肉眼やTVなどで拝見するあの堂々にして飄々たる姿とは裏腹の、震えるほど繊細なエスプリを、この『生きて死ぬ私』から、その後の『脳と創造性』や『クオリア降臨』、『脳と仮想』などの著作からも伺うことが出来る。

茂木先生が『生きて死ぬ私』で滲ませたあの繊細なエスプリは、いま先生の中で深まり、その後の著作に宝石のように鏤(ちりば)められている、と観ている。

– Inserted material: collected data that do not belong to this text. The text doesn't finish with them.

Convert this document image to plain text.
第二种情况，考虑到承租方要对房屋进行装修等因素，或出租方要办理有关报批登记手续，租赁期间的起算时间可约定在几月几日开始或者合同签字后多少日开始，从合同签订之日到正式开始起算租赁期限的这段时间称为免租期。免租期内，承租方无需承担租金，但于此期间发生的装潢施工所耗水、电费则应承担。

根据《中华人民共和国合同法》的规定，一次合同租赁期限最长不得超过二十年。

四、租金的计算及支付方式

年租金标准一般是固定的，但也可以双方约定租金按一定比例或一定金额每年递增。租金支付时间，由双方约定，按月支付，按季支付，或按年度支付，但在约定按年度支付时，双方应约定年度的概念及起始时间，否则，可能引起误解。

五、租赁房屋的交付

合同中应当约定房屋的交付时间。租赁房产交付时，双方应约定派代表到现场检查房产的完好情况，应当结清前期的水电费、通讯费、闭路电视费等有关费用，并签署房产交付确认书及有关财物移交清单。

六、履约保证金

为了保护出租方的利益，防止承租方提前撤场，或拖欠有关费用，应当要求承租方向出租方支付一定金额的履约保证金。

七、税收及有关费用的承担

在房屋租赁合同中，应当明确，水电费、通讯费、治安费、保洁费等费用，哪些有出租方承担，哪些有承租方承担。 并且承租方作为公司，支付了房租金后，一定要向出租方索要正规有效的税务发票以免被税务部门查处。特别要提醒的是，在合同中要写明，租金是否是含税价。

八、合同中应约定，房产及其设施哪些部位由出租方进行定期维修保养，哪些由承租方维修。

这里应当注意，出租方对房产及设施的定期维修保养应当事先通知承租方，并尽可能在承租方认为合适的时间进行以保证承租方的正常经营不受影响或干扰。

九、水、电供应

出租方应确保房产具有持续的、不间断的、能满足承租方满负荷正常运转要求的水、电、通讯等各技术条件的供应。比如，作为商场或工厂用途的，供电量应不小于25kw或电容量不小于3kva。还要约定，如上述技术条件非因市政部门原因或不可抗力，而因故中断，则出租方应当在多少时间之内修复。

おそらく先生が御老境にさしかかられても、そのエスプリは光を放っているのに違いない…。

きょうは少々長くなりました。このへんで失礼します。

投稿: 銀鏡反応 | 2006/05/25 20:41:25

増田さまとの魂の交流は、どんな言葉でも表現できない、
つながりなんでしょう。乾杯!

写真で拝見する限り増田さまは男前でした。

投稿: 平太 | 2006/05/25 9:37:49

今、思い出しましたが、渡辺淳一さんの

そちらの世界に行く前の
医学に携わる人の視線で書かれた小説は
結構好きで、読んでいました・・・

歳に関係なく、人にはどうしても苦手な分野があるような
私にはそんな気がしてしいます・・・

まぁ、それはそれでよろしいのではないでしょうか?


ビートルズの曲は、タイトルを聞いただけで
なんとなく頭の中にメロディが浮かんできます。

きっと、脳のどこかにファイリングされているんでしょうね。

いま、梅棹忠夫著「知的生産の技術」を読み直しています。

PCがまだ普及していない時代に書かれた本とは思えないくらい
ほんとうに面白いですね!!

作者の科学者であると同時に、まっすぐで優しい目線が
私はとても好きなんだと思います。